Os olhos da Mãe seguraram os meus com uma certeza inabalável. Ela se levantou da cadeira, atravessou até um gabinete ornamentado e retirou um pequeno frasco cheio de um líquido luminoso e ondulante.

“Rhys,” ela começou, segurando o frasco como uma joia preciosa, “você sabe tão bem quanto eu que Saoirse não é uma mulher comum. A magia de dragão que corre através dela agora é um presente e um desafio.”

“Mãe,” respondi, um nó formando-se em minha garganta, “já vi ela lutar e o medo em seus olhos. Temo que esse poder possa ser demais. Ele pode consumir seu espírito ardente.”

“Seu espírito é como combustível,” ela continuou, voltando a sentar-se ao meu lado, “e a magia de dragão é a chama. Não a consumirá, mas a acenderá em algo maior do que podemos imaginar.”

Imbui suas palavras, deixando que se impregnassem no tutano dos meus ossos. Com a orientação dela, encontrei uma semelhança de paz em meio à tempestade das minhas dúvidas. Por enquanto, isso teria que ser suficiente.

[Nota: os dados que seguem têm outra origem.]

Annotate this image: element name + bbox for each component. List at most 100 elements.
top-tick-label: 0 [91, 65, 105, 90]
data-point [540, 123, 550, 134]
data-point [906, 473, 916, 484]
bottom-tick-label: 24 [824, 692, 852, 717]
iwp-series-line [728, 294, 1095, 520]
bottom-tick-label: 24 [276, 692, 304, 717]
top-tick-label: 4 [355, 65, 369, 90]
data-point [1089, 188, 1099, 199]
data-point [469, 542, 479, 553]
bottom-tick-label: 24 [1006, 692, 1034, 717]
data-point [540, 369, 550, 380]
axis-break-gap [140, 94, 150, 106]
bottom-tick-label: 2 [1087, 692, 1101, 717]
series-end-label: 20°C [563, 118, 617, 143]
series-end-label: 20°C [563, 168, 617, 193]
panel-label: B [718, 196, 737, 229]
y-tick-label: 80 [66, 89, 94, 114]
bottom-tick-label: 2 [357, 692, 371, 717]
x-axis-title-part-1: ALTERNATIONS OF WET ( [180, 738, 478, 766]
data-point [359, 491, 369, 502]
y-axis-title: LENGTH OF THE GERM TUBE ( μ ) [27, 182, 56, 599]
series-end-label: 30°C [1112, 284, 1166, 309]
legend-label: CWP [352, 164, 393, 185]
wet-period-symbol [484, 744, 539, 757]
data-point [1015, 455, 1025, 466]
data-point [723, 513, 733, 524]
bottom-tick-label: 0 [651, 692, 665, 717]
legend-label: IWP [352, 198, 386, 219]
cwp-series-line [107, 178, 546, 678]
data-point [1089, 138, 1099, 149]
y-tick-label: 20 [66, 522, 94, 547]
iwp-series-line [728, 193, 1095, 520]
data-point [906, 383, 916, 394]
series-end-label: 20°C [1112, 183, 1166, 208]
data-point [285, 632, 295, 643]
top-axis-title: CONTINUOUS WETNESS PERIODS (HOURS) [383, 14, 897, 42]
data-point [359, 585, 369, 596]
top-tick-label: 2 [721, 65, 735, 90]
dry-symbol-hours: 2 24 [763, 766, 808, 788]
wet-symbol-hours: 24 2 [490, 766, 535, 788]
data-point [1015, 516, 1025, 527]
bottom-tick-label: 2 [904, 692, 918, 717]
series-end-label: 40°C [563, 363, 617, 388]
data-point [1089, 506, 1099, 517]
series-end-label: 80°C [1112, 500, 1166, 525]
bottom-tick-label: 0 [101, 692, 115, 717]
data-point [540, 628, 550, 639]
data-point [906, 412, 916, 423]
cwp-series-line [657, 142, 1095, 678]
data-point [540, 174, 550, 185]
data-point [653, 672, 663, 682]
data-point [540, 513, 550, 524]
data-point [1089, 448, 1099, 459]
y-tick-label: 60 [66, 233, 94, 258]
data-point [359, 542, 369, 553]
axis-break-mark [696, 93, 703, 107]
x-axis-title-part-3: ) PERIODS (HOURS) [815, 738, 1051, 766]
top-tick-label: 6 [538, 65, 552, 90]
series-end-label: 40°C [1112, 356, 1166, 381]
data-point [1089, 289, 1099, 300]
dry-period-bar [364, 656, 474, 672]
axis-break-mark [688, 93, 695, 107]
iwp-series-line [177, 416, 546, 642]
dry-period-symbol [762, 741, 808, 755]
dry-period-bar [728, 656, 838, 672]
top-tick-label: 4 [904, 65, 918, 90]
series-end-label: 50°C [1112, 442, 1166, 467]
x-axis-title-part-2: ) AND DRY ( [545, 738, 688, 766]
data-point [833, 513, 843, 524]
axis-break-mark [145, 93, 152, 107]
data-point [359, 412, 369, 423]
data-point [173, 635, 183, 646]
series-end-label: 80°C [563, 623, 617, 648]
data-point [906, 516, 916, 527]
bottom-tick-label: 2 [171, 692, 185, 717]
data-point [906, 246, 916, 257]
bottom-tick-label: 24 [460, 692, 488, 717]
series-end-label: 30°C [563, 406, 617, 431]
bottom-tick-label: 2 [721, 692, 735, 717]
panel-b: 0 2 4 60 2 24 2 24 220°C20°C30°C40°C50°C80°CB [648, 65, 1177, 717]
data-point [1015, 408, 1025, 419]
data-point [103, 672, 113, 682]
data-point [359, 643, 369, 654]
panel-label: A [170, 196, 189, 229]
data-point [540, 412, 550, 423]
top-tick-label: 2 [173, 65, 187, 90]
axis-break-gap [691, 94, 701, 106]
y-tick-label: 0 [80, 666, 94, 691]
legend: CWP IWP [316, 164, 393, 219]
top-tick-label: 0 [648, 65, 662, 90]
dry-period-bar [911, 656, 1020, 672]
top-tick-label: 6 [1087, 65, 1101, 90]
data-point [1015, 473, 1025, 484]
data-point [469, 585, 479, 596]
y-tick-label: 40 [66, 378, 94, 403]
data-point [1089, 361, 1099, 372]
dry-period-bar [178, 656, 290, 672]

“O caminho de Saoirse está cheio de espinhos, mas ela é resiliente. Com orientação, ela dominará suas habilidades e se manterá firme contra qualquer tempestade. Essa é minha crença, e deveria ser a sua.”

“Sua crença sempre foi o farol guiando nosso reino através da escuridão,” admiti. “Se você confia na força de Saoirse, então eu também confiarei.”

“Ótimo,” ela disse, seus lábios curvando-se em um sorriso que continha tanto orgulho quanto tristeza. “É da natureza daqueles que lideram se preocupar com seus entes queridos. Mas lembre-se, não podemos protegê-los de toda dor. Podemos apenas prepará-los e apoiá-los.”

“Apoiar,” eu ecoei, sentindo a verdade das palavras dela se estabelecerem em mim. “Sim, devo acreditar na força dela como você acredita na minha.”

“Exatamente, Rhys,” ela me assegurou, levantando-se e me dando um beijo carinhoso na testa. “Agora, vamos confiar nela. Vou mandar um dos meus graduados mais confiáveis até ela para ajudar a guiá-la enquanto ela se ajusta aos seus novos poderes. Ela será uma grande maga.”

“Obrigado. Obrigado, Mãe. Acho que seria de grande ajuda para ela.”

Eu só esperava que ela estivesse certa. Rezava para que o poder de Saoirse a acendesse em algo maior e não a consumisse.